Around a third of carbon credits fail new benchmark test

By Susanna Twidale

LONDON (Reuters) – Around third of existing carbon credits have failed to meet criteria for a new standard that aims to serve as the global benchmark for the voluntary carbon market, its board said on Tuesday.

In the voluntary market, companies can buy credits from projects such as wind farms or reforestation schemes across the world and use them to meet their internal carbon-cutting targets. All the credits that fell short of the benchmark in the latest assesement were linked to renewable energy.

Demand for offsets stalled last year following widespread doubts that credits served to reduce emissions.

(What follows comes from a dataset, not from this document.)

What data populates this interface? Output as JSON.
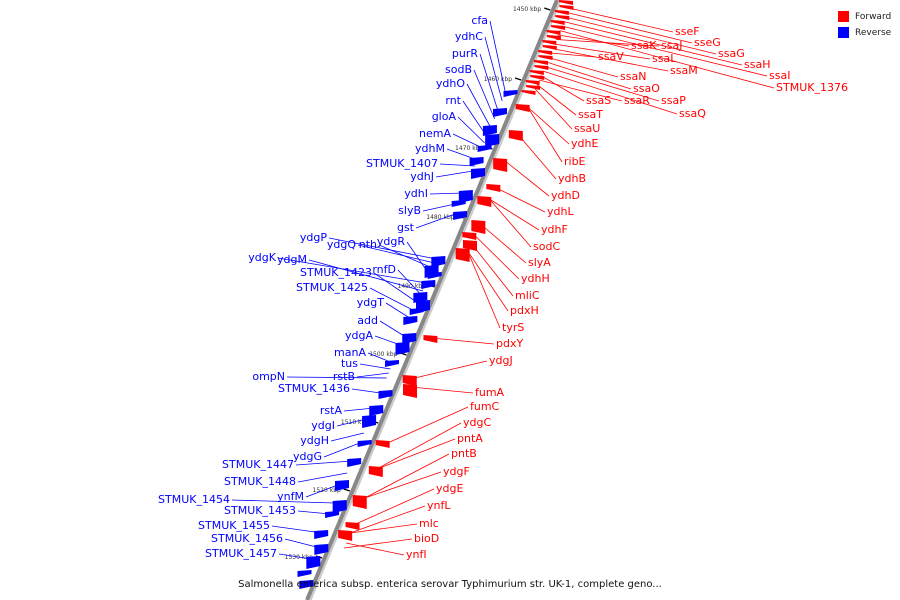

The Integrity Council for the Voluntary Carbon Market (ICVCM), an independent governance body, has sought to address integrity concerns by launching Core Carbon Principle (CCP) standards and is assessing the validity of projects.

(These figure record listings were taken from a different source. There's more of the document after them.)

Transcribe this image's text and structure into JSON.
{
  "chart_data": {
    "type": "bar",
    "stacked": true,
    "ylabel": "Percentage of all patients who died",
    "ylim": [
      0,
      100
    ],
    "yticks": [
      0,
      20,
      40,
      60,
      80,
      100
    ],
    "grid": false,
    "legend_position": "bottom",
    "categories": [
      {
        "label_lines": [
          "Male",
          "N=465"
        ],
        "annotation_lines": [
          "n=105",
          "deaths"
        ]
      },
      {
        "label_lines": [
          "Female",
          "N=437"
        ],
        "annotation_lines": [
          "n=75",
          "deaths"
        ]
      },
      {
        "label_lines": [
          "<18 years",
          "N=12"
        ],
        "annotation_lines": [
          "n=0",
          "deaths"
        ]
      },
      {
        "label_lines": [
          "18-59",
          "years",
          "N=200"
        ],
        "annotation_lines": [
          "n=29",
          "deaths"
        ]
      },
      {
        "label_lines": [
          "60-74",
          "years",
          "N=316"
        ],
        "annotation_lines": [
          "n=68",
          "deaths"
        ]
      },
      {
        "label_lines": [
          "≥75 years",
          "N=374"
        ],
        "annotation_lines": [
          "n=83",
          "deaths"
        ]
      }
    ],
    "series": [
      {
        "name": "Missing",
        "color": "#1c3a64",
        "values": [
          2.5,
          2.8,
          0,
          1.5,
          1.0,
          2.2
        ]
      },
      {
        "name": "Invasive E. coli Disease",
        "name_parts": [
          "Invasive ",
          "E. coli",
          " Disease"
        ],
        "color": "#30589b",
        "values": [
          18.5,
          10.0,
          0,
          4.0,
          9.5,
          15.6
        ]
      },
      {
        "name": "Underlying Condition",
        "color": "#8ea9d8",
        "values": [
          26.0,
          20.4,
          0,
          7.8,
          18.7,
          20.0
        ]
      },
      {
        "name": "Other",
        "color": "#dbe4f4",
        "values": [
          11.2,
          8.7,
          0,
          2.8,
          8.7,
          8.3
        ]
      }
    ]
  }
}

The ICVCM said eight renewable power methodologies, which cover around 236 million unretired, or unused carbon credits making up 32% of the market, had failed to meet the requirements of its standard on additionality grounds.

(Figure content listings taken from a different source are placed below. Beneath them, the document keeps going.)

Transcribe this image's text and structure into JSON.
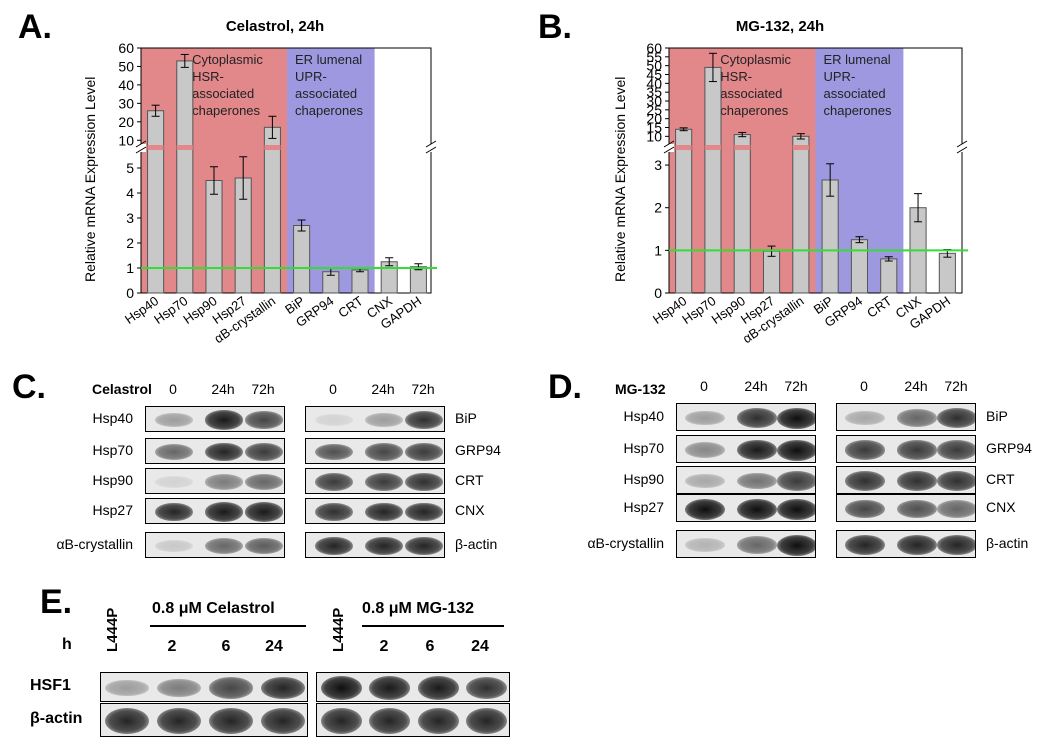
{
  "panels": {
    "A": "A.",
    "B": "B.",
    "C": "C.",
    "D": "D.",
    "E": "E."
  },
  "colors": {
    "hsr_bg": "#e2878a",
    "upr_bg": "#9e98e0",
    "bar": "#c8c8c8",
    "baseline": "#33dd33",
    "break_mark": "#e2878a"
  },
  "chart_data": [
    {
      "type": "bar",
      "title": "Celastrol, 24h",
      "ylabel": "Relative mRNA Expression Level",
      "broken_axis": true,
      "ylim_lower": [
        0,
        5.8
      ],
      "ylim_upper": [
        5.8,
        60
      ],
      "yticks_lower": [
        0,
        1,
        2,
        3,
        4,
        5
      ],
      "yticks_upper": [
        10,
        20,
        30,
        40,
        50,
        60
      ],
      "categories": [
        "Hsp40",
        "Hsp70",
        "Hsp90",
        "Hsp27",
        "αB-crystallin",
        "BiP",
        "GRP94",
        "CRT",
        "CNX",
        "GAPDH"
      ],
      "values": [
        26,
        53,
        4.5,
        4.6,
        17,
        2.7,
        0.85,
        0.92,
        1.25,
        1.05
      ],
      "errors": [
        3,
        3.5,
        0.55,
        0.85,
        6,
        0.22,
        0.14,
        0.07,
        0.16,
        0.12
      ],
      "regions": [
        {
          "label": "Cytoplasmic\nHSR-\nassociated\nchaperones",
          "from": 0,
          "to": 4
        },
        {
          "label": "ER lumenal\nUPR-\nassociated\nchaperones",
          "from": 5,
          "to": 7
        }
      ],
      "reference_line": 1
    },
    {
      "type": "bar",
      "title": "MG-132, 24h",
      "ylabel": "Relative mRNA Expression Level",
      "broken_axis": true,
      "ylim_lower": [
        0,
        3.4
      ],
      "ylim_upper": [
        3.4,
        60
      ],
      "yticks_lower": [
        0,
        1,
        2,
        3
      ],
      "yticks_upper": [
        10,
        15,
        20,
        25,
        30,
        35,
        40,
        45,
        50,
        55,
        60
      ],
      "categories": [
        "Hsp40",
        "Hsp70",
        "Hsp90",
        "Hsp27",
        "αB-crystallin",
        "BiP",
        "GRP94",
        "CRT",
        "CNX",
        "GAPDH"
      ],
      "values": [
        14,
        49,
        11,
        0.98,
        10,
        2.65,
        1.25,
        0.8,
        2.0,
        0.93
      ],
      "errors": [
        0.8,
        8,
        1.2,
        0.12,
        1.5,
        0.38,
        0.07,
        0.05,
        0.33,
        0.09
      ],
      "regions": [
        {
          "label": "Cytoplasmic\nHSR-\nassociated\nchaperones",
          "from": 0,
          "to": 4
        },
        {
          "label": "ER lumenal\nUPR-\nassociated\nchaperones",
          "from": 5,
          "to": 7
        }
      ],
      "reference_line": 1
    }
  ],
  "panelC": {
    "treatment": "Celastrol",
    "cols": [
      "0",
      "24h",
      "72h"
    ],
    "left_rows": [
      "Hsp40",
      "Hsp70",
      "Hsp90",
      "Hsp27",
      "αB-crystallin"
    ],
    "right_rows": [
      "BiP",
      "GRP94",
      "CRT",
      "CNX",
      "β-actin"
    ],
    "left_intensity": [
      [
        0.35,
        0.95,
        0.75
      ],
      [
        0.6,
        0.9,
        0.8
      ],
      [
        0.1,
        0.5,
        0.6
      ],
      [
        0.9,
        0.95,
        0.95
      ],
      [
        0.15,
        0.6,
        0.65
      ]
    ],
    "right_intensity": [
      [
        0.1,
        0.35,
        0.85
      ],
      [
        0.7,
        0.75,
        0.8
      ],
      [
        0.8,
        0.8,
        0.85
      ],
      [
        0.85,
        0.9,
        0.9
      ],
      [
        0.9,
        0.9,
        0.9
      ]
    ]
  },
  "panelD": {
    "treatment": "MG-132",
    "cols": [
      "0",
      "24h",
      "72h"
    ],
    "left_rows": [
      "Hsp40",
      "Hsp70",
      "Hsp90",
      "Hsp27",
      "αB-crystallin"
    ],
    "right_rows": [
      "BiP",
      "GRP94",
      "CRT",
      "CNX",
      "β-actin"
    ],
    "left_intensity": [
      [
        0.35,
        0.85,
        1.0
      ],
      [
        0.45,
        0.95,
        1.0
      ],
      [
        0.3,
        0.55,
        0.8
      ],
      [
        1.0,
        1.0,
        1.0
      ],
      [
        0.25,
        0.6,
        1.0
      ]
    ],
    "right_intensity": [
      [
        0.3,
        0.6,
        0.85
      ],
      [
        0.8,
        0.8,
        0.8
      ],
      [
        0.85,
        0.85,
        0.85
      ],
      [
        0.75,
        0.7,
        0.6
      ],
      [
        0.9,
        0.9,
        0.9
      ]
    ]
  },
  "panelE": {
    "hour_label": "h",
    "control": "L444P",
    "celastrol_header": "0.8 μM Celastrol",
    "mg132_header": "0.8 μM MG-132",
    "times": [
      "2",
      "6",
      "24"
    ],
    "rows": [
      "HSF1",
      "β-actin"
    ],
    "celastrol_intensity": [
      [
        0.35,
        0.5,
        0.75,
        0.9
      ],
      [
        0.9,
        0.9,
        0.9,
        0.9
      ]
    ],
    "mg132_intensity": [
      [
        1.0,
        0.95,
        0.95,
        0.85
      ],
      [
        0.9,
        0.9,
        0.9,
        0.9
      ]
    ]
  }
}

Additionality is a measure of whether the project needed revenue from carbon credits sales to go ahead. If the project would have gone ahead regardless, then the argument that it has led emissions to be avoided, and should therefore be credited, is undermined.

Amy Merrill, CEO of the ICVCM said renewable projects could still be part of the voluntary carbon market and that new methodologies can be submitted for consideration.

“There are still places in the world where barriers to deployment mean projects could be additional,” she said in an interview with Reuters.

The price of renewable energy offsets fell by 69% last year to an average of $3.88 per metric ton, a report by non-profit Ecosystems Marketplace said in May.

Analysts have said failure to meet the CCP standard could lead renewable offset prices to fall further this year.

“We don’t speculate about the price, we are trying to put an integrity threshold into the market. We have consistently said we don’t expect everything to pass,” Merrill said.